In fact, it’s amazing to consider the influence he’s had on some of the best games ever made, even from his very beginnings at Nintendo, 16 years ago. “Before I worked as a game director I worked as a script writer on Link’s Awakening,” says Koizumi. “In that game I was responsible for the entire story. So the entire idea of the island in a dream, the interactions with the villagers and the boss behaviors were all my concepts. I’ve continued to do that kind of work on following games even though my title is director. On Majora’s Mask, for example, I wrote a lot of the events that you have with the villagers, and with Super Mario Galaxy I was heavily involved in the creation of the story.”
Miyamoto excitedly tried to describe how he felt Mario should swim – by swimming around his office “I began swimming around with him,” laughs Koizumi. But it’s not that Koizumi has demanded that he have his input at Nintendo recognized as comparable to Miyamoto’s. He’s nervously twitchy in an interview situation, and it’s not until he begins to talk about his experience of working with Miyamoto that he begins to relax, and indeed it’s to Miyamoto that he attributes the quality of the titles.
“Mr Miyamoto is known for taking lots of time to create the best player experience. His demands are numerous and exacting, but I actually really like that. He’s effortless in explaining what he wants,” Koizumi explains, recounting a moment during the development of Super Mario 64 where Miyamoto excitedly tried to describe how he felt Mario should swim – by swimming around his office. “I began swimming around with him,” Koizumi laughs. “We get along well together, and time files by when we’re working. Before we know it, sometimes, it’s 2am.”
Even-handed in his praise, it’s not only Miyamoto whom Koizumi feels is important to Nintendo’s game development. “I don’t only work with Miyamoto,” he points out. “As a whole, Nintendo tends to place the customer first. We all spend a lot of time thinking about how players will react to things and trying to cater to them.”
Indeed, Koizumi’s influence is focused on player experience. “In all of the games I’ve worked on, I’d say I spent most of my time working on the player character,” Koizumi says, but he can’t help but note Miyamoto’s role once again. “Miyamoto has taught me that if the player does not feel right, this can affect the whole game. The more things a player can do, the more possibilities are available for the game. A great example is Super Mario Bros. What if Mario couldn’t jump? Even the lowliest Goomba would be unstoppable. But when he can jump, breaking blocks and stomping enemies becomes possible. So several new possibilities can open up from only one new ability. But of course, complexity can become higher. At Nintendo we call it ‘player-based design’. It’s all about the balance between fun and complexity.”

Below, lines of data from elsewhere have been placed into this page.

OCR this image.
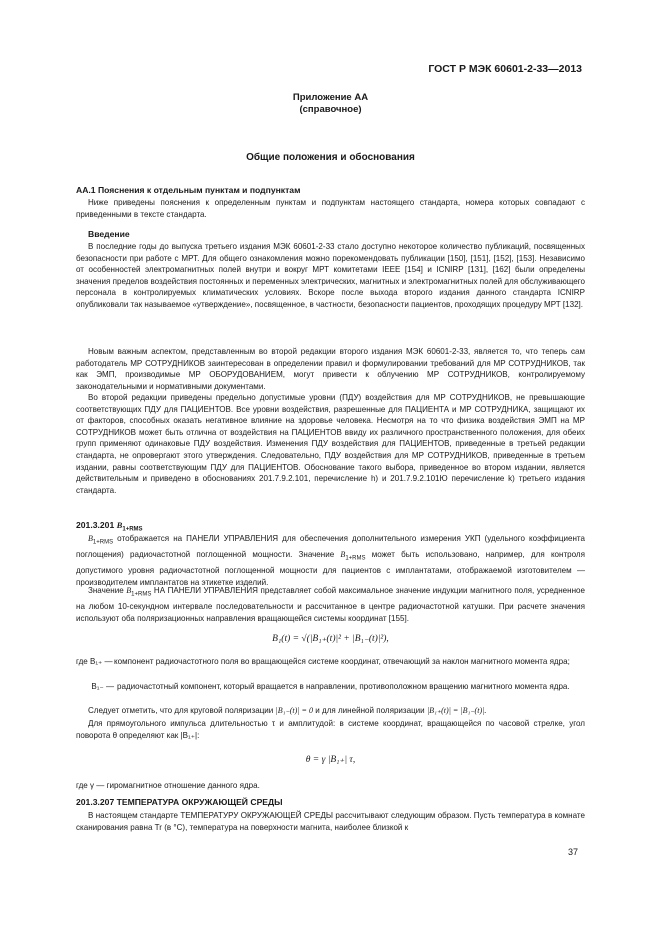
ГОСТ Р МЭК 60601-2-33—2013
Приложение АА
(справочное)
Общие положения и обоснования
АА.1 Пояснения к отдельным пунктам и подпунктам

Ниже приведены пояснения к определенным пунктам и подпунктам настоящего стандарта, номера которых совпадают с приведенными в тексте стандарта.

Введение

В последние годы до выпуска третьего издания МЭК 60601-2-33 стало доступно некоторое количество публикаций, посвященных безопасности при работе с МРТ. Для общего ознакомления можно порекомендовать публикации [150], [151], [152], [153]. Независимо от особенностей электромагнитных полей внутри и вокруг МРТ комитетами IEEE [154] и ICNIRP [131], [162] были определены значения пределов воздействия постоянных и переменных электрических, магнитных и электромагнитных полей для обслуживающего персонала в контролируемых климатических условиях. Вскоре после выхода второго издания данного стандарта ICNIRP опубликовали так называемое «утверждение», посвященное, в частности, безопасности пациентов, проходящих процедуру МРТ [132].

Новым важным аспектом, представленным во второй редакции второго издания МЭК 60601-2-33, является то, что теперь сам работодатель МР СОТРУДНИКОВ заинтересован в определении правил и формулировании требований для МР СОТРУДНИКОВ, так как ЭМП, производимые МР ОБОРУДОВАНИЕМ, могут привести к облучению МР СОТРУДНИКОВ, контролируемому законодательными и нормативными документами.

Во второй редакции приведены предельно допустимые уровни (ПДУ) воздействия для МР СОТРУДНИКОВ, не превышающие соответствующих ПДУ для ПАЦИЕНТОВ. Все уровни воздействия, разрешенные для ПАЦИЕНТА и МР СОТРУДНИКА, защищают их от факторов, способных оказать негативное влияние на здоровье человека. Несмотря на то что физика воздействия ЭМП на МР СОТРУДНИКОВ может быть отлична от воздействия на ПАЦИЕНТОВ ввиду их различного пространственного положения, для обеих групп применяют одинаковые ПДУ воздействия. Изменения ПДУ воздействия для ПАЦИЕНТОВ, приведенные в третьей редакции стандарта, не опровергают этого утверждения. Следовательно, ПДУ воздействия для МР СОТРУДНИКОВ, приведенные в третьем издании, равны соответствующим ПДУ для ПАЦИЕНТОВ. Обоснование такого выбора, приведенное во втором издании, является действительным и приведено в обоснованиях 201.7.9.2.101, перечисление h) и 201.7.9.2.101Ю перечисление k) третьего издания стандарта.

201.3.201 $B_{1+RMS}$

$B_{1+RMS}$ отображается на ПАНЕЛИ УПРАВЛЕНИЯ для обеспечения дополнительного измерения УКП (удельного коэффициента поглощения) радиочастотной поглощенной мощности. Значение $B_{1+RMS}$ может быть использовано, например, для контроля допустимого уровня радиочастотной поглощенной мощности для пациентов с имплантатами, отображаемой изготовителем — производителем имплантатов на этикетке изделий.

Значение $B_{1+RMS}$ НА ПАНЕЛИ УПРАВЛЕНИЯ представляет собой максимальное значение индукции магнитного поля, усредненное на любом 10-секундном интервале последовательности и рассчитанное в центре радиочастотной катушки. При расчете значения используют оба поляризационных направления вращающейся системы координат [155].

B₁(t) = √(|B₁₊(t)|² + |B₁₋(t)|²),
где B₁₊ —компонент радиочастотного поля во вращающейся системе координат, отвечающий за наклон магнитного момента ядра;
B₁₋ — радиочастотный компонент, который вращается в направлении, противоположном вращению магнитного момента ядра.
Следует отметить, что для круговой поляризации |B₁₋(t)| = 0 и для линейной поляризации |B₁₊(t)| = |B₁₋(t)|.

Для прямоугольного импульса длительностью τ и амплитудой: в системе координат, вращающейся по часовой стрелке, угол поворота θ определяют как |B₁₊|:

θ = γ |B₁₊| τ,
где γ — гиромагнитное отношение данного ядра.
201.3.207 ТЕМПЕРАТУРА ОКРУЖАЮЩЕЙ СРЕДЫ

В настоящем стандарте ТЕМПЕРАТУРУ ОКРУЖАЮЩЕЙ СРЕДЫ рассчитывают следующим образом. Пусть температура в комнате сканирования равна Tr (в °С), температура на поверхности магнита, наиболее близкой к

37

Clearly, this balance is finely nuanced: “If you think about games only as a thing that you interact with, you’re missing the possibility of immersion. The inspirations that I tend to draw on for that all come from real life itself. Hiking on a mountain and seeing a cave and thinking about what’s inside – it’s that sense of wonder and excitement I want players to feel.”

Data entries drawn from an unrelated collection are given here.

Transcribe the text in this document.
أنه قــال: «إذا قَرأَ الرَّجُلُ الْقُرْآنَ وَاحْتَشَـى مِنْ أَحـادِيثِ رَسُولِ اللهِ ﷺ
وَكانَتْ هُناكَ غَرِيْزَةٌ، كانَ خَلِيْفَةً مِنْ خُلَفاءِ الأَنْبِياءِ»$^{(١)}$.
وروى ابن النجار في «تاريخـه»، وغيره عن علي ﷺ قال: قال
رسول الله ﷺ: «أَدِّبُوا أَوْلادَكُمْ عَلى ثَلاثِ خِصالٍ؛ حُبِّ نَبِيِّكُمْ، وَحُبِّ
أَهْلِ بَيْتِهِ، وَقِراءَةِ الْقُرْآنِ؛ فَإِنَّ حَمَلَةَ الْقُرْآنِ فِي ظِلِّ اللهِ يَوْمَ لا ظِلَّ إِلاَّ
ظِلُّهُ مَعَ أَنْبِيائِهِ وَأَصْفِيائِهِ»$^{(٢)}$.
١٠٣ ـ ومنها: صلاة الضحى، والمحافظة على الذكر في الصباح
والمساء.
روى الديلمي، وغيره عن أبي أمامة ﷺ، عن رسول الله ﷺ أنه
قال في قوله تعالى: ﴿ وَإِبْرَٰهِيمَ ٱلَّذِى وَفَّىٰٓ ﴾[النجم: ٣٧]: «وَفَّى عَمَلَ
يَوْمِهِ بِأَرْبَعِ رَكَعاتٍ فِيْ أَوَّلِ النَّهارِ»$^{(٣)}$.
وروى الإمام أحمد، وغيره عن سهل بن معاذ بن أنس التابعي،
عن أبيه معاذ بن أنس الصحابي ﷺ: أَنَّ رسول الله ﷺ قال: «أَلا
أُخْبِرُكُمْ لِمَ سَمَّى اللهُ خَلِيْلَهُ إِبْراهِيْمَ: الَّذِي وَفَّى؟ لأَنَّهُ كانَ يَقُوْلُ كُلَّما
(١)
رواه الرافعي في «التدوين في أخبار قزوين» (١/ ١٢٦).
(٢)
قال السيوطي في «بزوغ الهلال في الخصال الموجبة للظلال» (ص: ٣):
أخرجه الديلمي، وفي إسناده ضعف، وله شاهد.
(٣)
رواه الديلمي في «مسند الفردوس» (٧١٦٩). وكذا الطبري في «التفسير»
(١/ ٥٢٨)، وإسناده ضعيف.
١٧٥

It’s the joint importance of surprise and ease of use in the player experience that Koizumi considers the core of his development philosophy: “I think of the two as a set. For example, if you’re designing a world, you have to give both to the player. You can create a world in which when they turn a corner they are amazed at a vista, something that would surprise them, but at the same time the world can’t confuse them, or get them lost. Any time that you’re trying to surprise them or do something hard or difficult in the environment, you also have to balance that with ease of play.”